Deadly heat waves are becoming more frequent and more severe, as we reported yesterday. The best way to protect against heat-related deaths is well known: more air conditioning. AC “can mean the difference between life and death,” says Michael Greenstone, director of the University of Chicago’s Energy Policy Institute.

The world is on track to add 700 million new ACs by 2030, and 1.6 billion by 2050, as China, India, Brazil and Indonesia crank up their use of air conditioners, says a 2105 paper published by the Lawrence Berkeley Lab. While this might help reduce heat deaths, it is projected to contribute to nearly a full degree Fahrenheit of atmospheric warming over the coming century.

Today’s units cool by using hydrofluorocarbons (HFCs), which were adopted in the 1990s to replace an earlier coolant that was depleting the ozone layer. Turns out HFCs are potent greenhouse gases, up to 9000 times more powerful than carbon dioxide. There’s been a 258 percent increase in HFC emissions since 1990, according to the EPA.

The solution: a rapid switch to highly efficient air conditioners using refrigerants that don’t contribute so much to global warming.

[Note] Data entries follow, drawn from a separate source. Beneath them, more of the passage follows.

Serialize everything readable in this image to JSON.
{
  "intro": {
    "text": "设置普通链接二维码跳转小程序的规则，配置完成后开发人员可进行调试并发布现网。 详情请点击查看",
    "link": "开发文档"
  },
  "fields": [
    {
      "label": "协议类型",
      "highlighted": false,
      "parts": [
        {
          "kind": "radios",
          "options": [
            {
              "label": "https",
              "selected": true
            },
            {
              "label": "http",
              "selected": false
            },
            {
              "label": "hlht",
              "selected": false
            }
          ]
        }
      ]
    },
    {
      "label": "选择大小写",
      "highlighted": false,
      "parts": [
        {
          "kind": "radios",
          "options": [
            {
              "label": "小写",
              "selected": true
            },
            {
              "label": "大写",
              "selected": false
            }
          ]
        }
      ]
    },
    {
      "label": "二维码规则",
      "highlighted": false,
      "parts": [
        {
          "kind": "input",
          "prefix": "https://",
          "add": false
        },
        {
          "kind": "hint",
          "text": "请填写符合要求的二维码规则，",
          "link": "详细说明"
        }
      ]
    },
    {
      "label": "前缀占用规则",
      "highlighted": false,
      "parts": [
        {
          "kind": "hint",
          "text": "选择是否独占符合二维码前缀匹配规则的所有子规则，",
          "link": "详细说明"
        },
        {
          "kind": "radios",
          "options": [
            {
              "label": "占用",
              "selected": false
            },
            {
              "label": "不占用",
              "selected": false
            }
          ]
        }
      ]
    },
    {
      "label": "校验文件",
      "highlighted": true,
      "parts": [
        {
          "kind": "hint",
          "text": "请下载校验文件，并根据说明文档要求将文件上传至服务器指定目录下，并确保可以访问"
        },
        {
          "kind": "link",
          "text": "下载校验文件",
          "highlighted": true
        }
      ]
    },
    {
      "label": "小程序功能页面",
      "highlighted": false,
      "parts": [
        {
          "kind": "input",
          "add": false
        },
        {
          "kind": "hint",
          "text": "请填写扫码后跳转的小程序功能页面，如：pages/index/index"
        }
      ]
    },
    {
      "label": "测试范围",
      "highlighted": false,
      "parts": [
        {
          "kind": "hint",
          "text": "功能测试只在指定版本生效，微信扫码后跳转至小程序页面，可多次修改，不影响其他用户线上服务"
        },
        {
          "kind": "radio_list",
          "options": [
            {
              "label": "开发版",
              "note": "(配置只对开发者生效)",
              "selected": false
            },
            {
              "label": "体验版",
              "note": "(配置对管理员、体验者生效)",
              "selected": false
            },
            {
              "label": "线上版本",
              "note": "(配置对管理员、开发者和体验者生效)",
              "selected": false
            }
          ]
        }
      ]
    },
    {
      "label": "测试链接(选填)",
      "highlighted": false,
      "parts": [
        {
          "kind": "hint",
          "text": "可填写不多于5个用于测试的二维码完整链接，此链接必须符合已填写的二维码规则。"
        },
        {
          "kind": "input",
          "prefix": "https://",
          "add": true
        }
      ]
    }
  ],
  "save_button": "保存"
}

That could avoid the equivalent of as much as 25 billion tons of CO2 in 2030, 33 billion tons in 2040, and 40 billion tons by 2050, the Berkeley Lab paper estimates.

The Kigali Amendment to the Montreal protocol that phased out the earlier coolant reflects growing global concern over HFCs and highlights progress being made to develop refrigerants with low global-warming potential.

What about the existing stock of ACs? Taking a page from the carbon markets, the Kigali conference set up a kind of cap-and-trade system. Companies the rely on refrigeration and air conditioning can buy credits that help make recycled HFCs cost-competitive with virgin sources.

Such an approach succeeded in phasing out the earlier coolant with ozone-destruction offsets that put a value on the coolants “and created an incentive for technicians and contractors who collected and destroyed them at unprecedented rates,” according to Natural Capital Partners.